Resumo:
Esta notícia do TRT da 2ª Região (São Paulo) aborda o debate jurídico em torno do Tema 1.389 do Supremo Tribunal Federal (STF), que discute a validade de formas de contratação alternativas ao modelo da CLT, como a “pejotização” e o uso de profissionais liberais como prestadores de serviços.
Resumo dos principais pontos:
- O Debate: Especialistas, magistrados e juristas defendem que a Constituição Federal deve prevalecer sobre contratos de trabalho considerados “artificiais”. O argumento central é que a autonomia da vontade (a liberdade de contratar como se quiser) não pode ser utilizada para mascarar relações de emprego reais e suprimir direitos sociais fundamentais.
- O Tema 1.389 (STF): Este tema trata da “Licitude da terceirização de toda e qualquer atividade, meio ou fim, e o reconhecimento de outras formas de divisão do trabalho”. O foco atual é saber se a Justiça do Trabalho ainda pode reconhecer o vínculo de emprego quando houver subordinação e pessoalidade, mesmo que exista um contrato de prestação de serviços entre as partes.

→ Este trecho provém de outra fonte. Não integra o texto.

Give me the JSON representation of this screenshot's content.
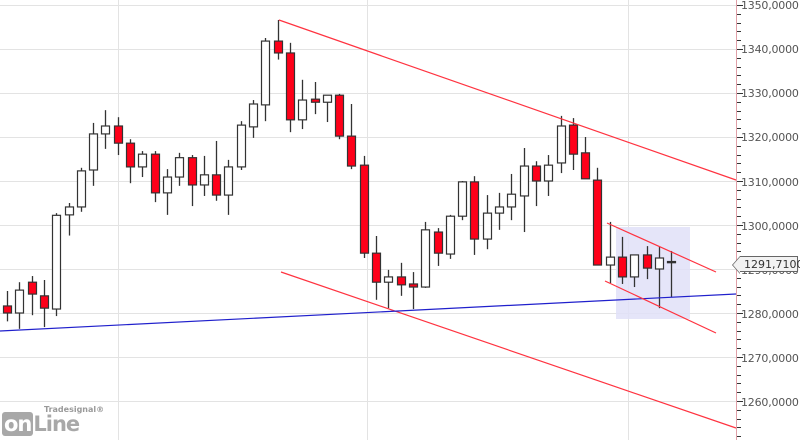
{
  "branding": {
    "brand": "Tradesignal®",
    "logo_part1": "on",
    "logo_part2": "Line"
  },
  "price_tag": "1291,7100",
  "colors": {
    "bull_fill": "#ffffff",
    "bear_fill": "#ff0019",
    "candle_outline": "#333333",
    "trend_channel": "#ff3340",
    "support_line": "#2020cc",
    "highlight_box": "#e0e0f8",
    "grid": "#e3e3e3",
    "axis": "#e0a0a8"
  },
  "chart_data": {
    "type": "candlestick",
    "title": "",
    "xlabel": "",
    "ylabel": "",
    "ylim": [
      1252.5,
      1351
    ],
    "grid": true,
    "legend": "none",
    "y_ticks": [
      "1350,0000",
      "1340,0000",
      "1330,0000",
      "1320,0000",
      "1310,0000",
      "1300,0000",
      "1290,0000",
      "1280,0000",
      "1270,0000",
      "1260,0000"
    ],
    "last_price": "1291,7100",
    "candles": [
      {
        "o": 1281.6,
        "h": 1285.0,
        "l": 1278.1,
        "c": 1280.0
      },
      {
        "o": 1280.0,
        "h": 1287.0,
        "l": 1276.4,
        "c": 1285.2
      },
      {
        "o": 1287.0,
        "h": 1288.4,
        "l": 1279.5,
        "c": 1284.3
      },
      {
        "o": 1283.9,
        "h": 1287.5,
        "l": 1276.8,
        "c": 1281.1
      },
      {
        "o": 1280.9,
        "h": 1302.7,
        "l": 1279.3,
        "c": 1302.2
      },
      {
        "o": 1302.3,
        "h": 1305.0,
        "l": 1297.6,
        "c": 1304.1
      },
      {
        "o": 1304.1,
        "h": 1313.0,
        "l": 1303.0,
        "c": 1312.3
      },
      {
        "o": 1312.5,
        "h1": 0,
        "h": 1323.2,
        "l": 1308.9,
        "c": 1320.7
      },
      {
        "o": 1320.7,
        "h": 1326.1,
        "l": 1317.3,
        "c": 1322.5
      },
      {
        "o": 1322.5,
        "h": 1324.5,
        "l": 1315.9,
        "c": 1318.6
      },
      {
        "o": 1318.6,
        "h": 1319.5,
        "l": 1309.5,
        "c": 1313.2
      },
      {
        "o": 1313.2,
        "h": 1316.8,
        "l": 1310.9,
        "c": 1316.1
      },
      {
        "o": 1316.1,
        "h": 1316.8,
        "l": 1305.2,
        "c": 1307.3
      },
      {
        "o": 1307.3,
        "h": 1312.7,
        "l": 1302.3,
        "c": 1310.9
      },
      {
        "o": 1310.9,
        "h": 1316.4,
        "l": 1308.9,
        "c": 1315.3
      },
      {
        "o": 1315.3,
        "h": 1315.9,
        "l": 1304.3,
        "c": 1309.1
      },
      {
        "o": 1309.1,
        "h": 1315.7,
        "l": 1306.6,
        "c": 1311.4
      },
      {
        "o": 1311.4,
        "h": 1319.1,
        "l": 1305.5,
        "c": 1306.8
      },
      {
        "o": 1306.8,
        "h": 1314.8,
        "l": 1302.3,
        "c": 1313.2
      },
      {
        "o": 1313.2,
        "h": 1323.6,
        "l": 1312.5,
        "c": 1322.7
      },
      {
        "o": 1322.3,
        "h": 1328.4,
        "l": 1319.8,
        "c": 1327.5
      },
      {
        "o": 1327.3,
        "h": 1342.5,
        "l": 1323.6,
        "c": 1341.8
      },
      {
        "o": 1341.8,
        "h": 1346.6,
        "l": 1337.6,
        "c": 1339.1
      },
      {
        "o": 1339.1,
        "h": 1341.4,
        "l": 1321.1,
        "c": 1323.9
      },
      {
        "o": 1323.9,
        "h": 1333.0,
        "l": 1321.8,
        "c": 1328.4
      },
      {
        "o": 1328.6,
        "h": 1332.5,
        "l": 1325.2,
        "c": 1327.9
      },
      {
        "o": 1327.9,
        "h": 1329.5,
        "l": 1323.4,
        "c": 1329.5
      },
      {
        "o": 1329.5,
        "h": 1329.8,
        "l": 1319.5,
        "c": 1320.2
      },
      {
        "o": 1320.2,
        "h": 1327.5,
        "l": 1312.7,
        "c": 1313.4
      },
      {
        "o": 1313.6,
        "h": 1315.7,
        "l": 1292.5,
        "c": 1293.6
      },
      {
        "o": 1293.6,
        "h": 1297.5,
        "l": 1283.0,
        "c": 1287.0
      },
      {
        "o": 1287.0,
        "h": 1289.8,
        "l": 1281.1,
        "c": 1288.2
      },
      {
        "o": 1288.2,
        "h": 1291.4,
        "l": 1283.9,
        "c": 1286.4
      },
      {
        "o": 1286.6,
        "h": 1289.3,
        "l": 1280.9,
        "c": 1285.9
      },
      {
        "o": 1285.9,
        "h": 1300.7,
        "l": 1285.7,
        "c": 1298.9
      },
      {
        "o": 1298.4,
        "h": 1299.3,
        "l": 1290.7,
        "c": 1293.6
      },
      {
        "o": 1293.4,
        "h": 1302.3,
        "l": 1292.3,
        "c": 1302.0
      },
      {
        "o": 1302.0,
        "h": 1310.0,
        "l": 1301.1,
        "c": 1309.8
      },
      {
        "o": 1309.8,
        "h": 1311.1,
        "l": 1293.2,
        "c": 1296.8
      },
      {
        "o": 1296.8,
        "h": 1306.8,
        "l": 1294.5,
        "c": 1302.7
      },
      {
        "o": 1302.7,
        "h": 1307.3,
        "l": 1298.9,
        "c": 1304.1
      },
      {
        "o": 1304.1,
        "h": 1311.6,
        "l": 1301.1,
        "c": 1307.0
      },
      {
        "o": 1306.6,
        "h": 1317.5,
        "l": 1298.4,
        "c": 1313.4
      },
      {
        "o": 1313.4,
        "h": 1314.5,
        "l": 1304.3,
        "c": 1310.0
      },
      {
        "o": 1310.0,
        "h": 1315.9,
        "l": 1306.6,
        "c": 1313.6
      },
      {
        "o": 1314.1,
        "h": 1324.8,
        "l": 1311.8,
        "c": 1322.5
      },
      {
        "o": 1322.7,
        "h": 1324.3,
        "l": 1312.5,
        "c": 1316.1
      },
      {
        "o": 1316.4,
        "h": 1320.0,
        "l": 1310.5,
        "c": 1310.5
      },
      {
        "o": 1310.2,
        "h": 1313.0,
        "l": 1290.9,
        "c": 1290.9
      },
      {
        "o": 1290.9,
        "h": 1300.7,
        "l": 1286.8,
        "c": 1292.7
      },
      {
        "o": 1292.7,
        "h": 1297.3,
        "l": 1286.6,
        "c": 1288.2
      },
      {
        "o": 1288.2,
        "h": 1293.2,
        "l": 1285.9,
        "c": 1293.2
      },
      {
        "o": 1293.2,
        "h": 1295.2,
        "l": 1287.7,
        "c": 1290.2
      },
      {
        "o": 1290.0,
        "h": 1295.0,
        "l": 1281.1,
        "c": 1292.5
      },
      {
        "o": 1291.7,
        "h": 1294.1,
        "l": 1283.6,
        "c": 1291.7
      }
    ],
    "annotations": [
      {
        "type": "trendline",
        "name": "upper-channel-main",
        "color": "#ff3340",
        "from": [
          279,
          20
        ],
        "to": [
          736,
          180
        ]
      },
      {
        "type": "trendline",
        "name": "lower-channel-main",
        "color": "#ff3340",
        "from": [
          281,
          272
        ],
        "to": [
          736,
          428
        ]
      },
      {
        "type": "trendline",
        "name": "support-line",
        "color": "#2020cc",
        "from": [
          0,
          331
        ],
        "to": [
          736,
          294
        ]
      },
      {
        "type": "trendline",
        "name": "flag-upper",
        "color": "#ff3340",
        "from": [
          607,
          223
        ],
        "to": [
          716,
          272
        ]
      },
      {
        "type": "trendline",
        "name": "flag-lower",
        "color": "#ff3340",
        "from": [
          605,
          281
        ],
        "to": [
          716,
          333
        ]
      },
      {
        "type": "rect",
        "name": "consolidation-box",
        "color": "#e0e0f8",
        "from": [
          616,
          227
        ],
        "to": [
          690,
          319
        ]
      }
    ]
  }
}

- Crítica à “Pejotização”: Os defensores da competência da Justiça do Trabalho alertam que a generalização de contratos civis para funções que claramente possuem características de emprego (horário, ordens, salário fixo) gera precarização. Eles defendem que o princípio da primazia da realidade — onde o que acontece na prática vale mais do que o que está escrito no papel — é essencial para proteger o trabalhador.
- Segurança Jurídica vs. Proteção Social: De um lado, empresas buscam segurança jurídica para contratar serviços sem o risco de reconhecimento de vínculo posterior. Do outro, os especialistas citados na notícia reforçam que o Direito do Trabalho existe para equilibrar a relação desigual entre patrão e empregado, e que o STF não deve esvaziar a proteção constitucional ao trabalho humano.
Contexto: Este debate ocorre num momento de tensão institucional, onde muitas decisões da Justiça do Trabalho que reconhecem vínculos de emprego (especialmente em plataformas digitais ou com profissionais liberais) têm sido anuladas pelo STF, que tende a validar a liberdade de contratação e modelos de trabalho autônomos.